ADDIS ABABA — Ethiopia's ruling party and its allies won more than 99 percent of votes during last month's controversial legislative polls, officials said on Monday.

Partial results announced shortly after the May 23 polls showed Prime Minister Meles Zenawi's Ethiopian People's Revolutionary Democratic Front (EPRDF) ahead in all areas, including the capital, where the opposition came out on top in 2005.

"Of the 547 seats available, the EPRDF won 499," National Electoral Board chairman Merga Bekana told reporters.

All but two seats were won by opposition and independent candidates, with the rest going to EPRDF-allied parties.

The two blocs have also secured near-total victory in polls for regional councils, grabbing all but one in 1,904 seats scattered in Ethiopia's nine regions, the official figures showed.

The Horn of Africa nation's main opposition parties have all rejected the results saying they were riddled with fraud, but their appeals were subsequently turned down by the electoral board and the supreme court.

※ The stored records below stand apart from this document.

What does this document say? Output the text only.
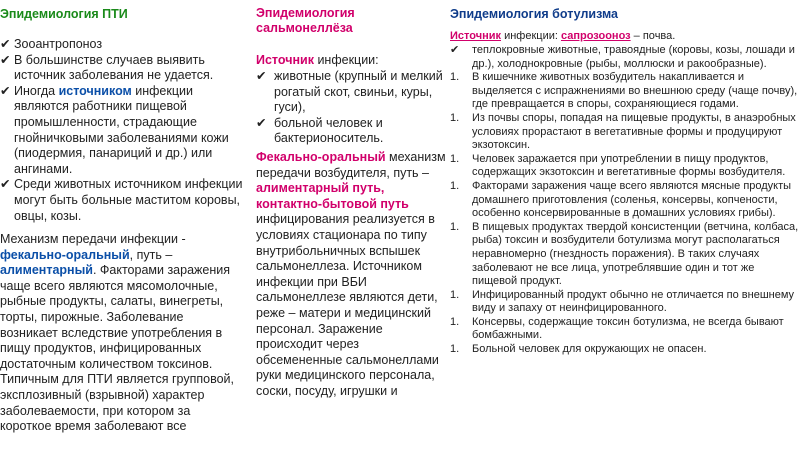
Эпидемиология ПТИ
✔ Зооантропоноз
✔ В большинстве случаев выявить источник заболевания не удается.
✔ Иногда источником инфекции являются работники пищевой промышленности, страдающие гнойничковыми заболеваниями кожи (пиодермия, панариций и др.) или ангинами.
✔ Среди животных источником инфекции могут быть больные маститом коровы, овцы, козы.
Механизм передачи инфекции - фекально-оральный, путь – алиментарный. Факторами заражения чаще всего являются мясомолочные, рыбные продукты, салаты, винегреты, торты, пирожные. Заболевание возникает вследствие употребления в пищу продуктов, инфицированных достаточным количеством токсинов. Типичным для ПТИ является групповой, эксплозивный (взрывной) характер заболеваемости, при котором за короткое время заболевают все
Эпидемиология сальмонеллёза
Источник инфекции:
✔ животные (крупный и мелкий рогатый скот, свиньи, куры, гуси),
✔ больной человек и бактерионоситель.
Фекально-оральный механизм передачи возбудителя, путь – алиментарный путь, контактно-бытовой путь инфицирования реализуется в условиях стационара по типу внутрибольничных вспышек сальмонеллеза. Источником инфекции при ВБИ сальмонеллезе являются дети, реже – матери и медицинский персонал. Заражение происходит через обсемененные сальмонеллами руки медицинского персонала, соски, посуду, игрушки и
Эпидемиология ботулизма
Источник инфекции: сапрозооноз – почва.
✔	теплокровные животные, травоядные (коровы, козы, лошади и др.), холоднокровные (рыбы, моллюски и ракообразные).
1.	В кишечнике животных возбудитель накапливается и выделяется с испражнениями во внешнюю среду (чаще почву), где превращается в споры, сохраняющиеся годами.
1.	Из почвы споры, попадая на пищевые продукты, в анаэробных условиях прорастают в вегетативные формы и продуцируют экзотоксин.
1.	Человек заражается при употреблении в пищу продуктов, содержащих экзотоксин и вегетативные формы возбудителя.
1.	Факторами заражения чаще всего являются мясные продукты домашнего приготовления (соленья, консервы, копчености, особенно консервированные в домашних условиях грибы).
1.	В пищевых продуктах твердой консистенции (ветчина, колбаса, рыба) токсин и возбудители ботулизма могут располагаться неравномерно (гнездность поражения). В таких случаях заболевают не все лица, употреблявшие один и тот же пищевой продукт.
1.	Инфицированный продукт обычно не отличается по внешнему виду и запаху от неинфицированного.
1.	Консервы, содержащие токсин ботулизма, не всегда бывают бомбажными.
1.	Больной человек для окружающих не опасен.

The Medrek coalition had filed an appeal demanding a re-run, arguing that its supporters had been subjected to intimidation and its observers barred from polling stations during election day.

Merga dismissed the claims.

"These elections were carried out peacefully and fairly. We had taken corrective measures when for the handful of justified complaints," he said.

"I assure you that the board handled all complaints fairly, but the appeal from Medrek and another group lacked evidence and was given a deserved response," he added.

Meles, who has led Ethiopia since 1991, had been widely expected to win in the face of a weak opposition and after months of what rights groups described as shrinking political freedoms.

The 55-year-old lost only 266 votes out of nearly 45,000 for a seat in his native Tigray region, while his wife Azeb Mesfin shrugged off her rival by a lesser figure to maintain her position in parliament for another term.

Both the European Union observer mission and the United States have said the polls did not meet international standards.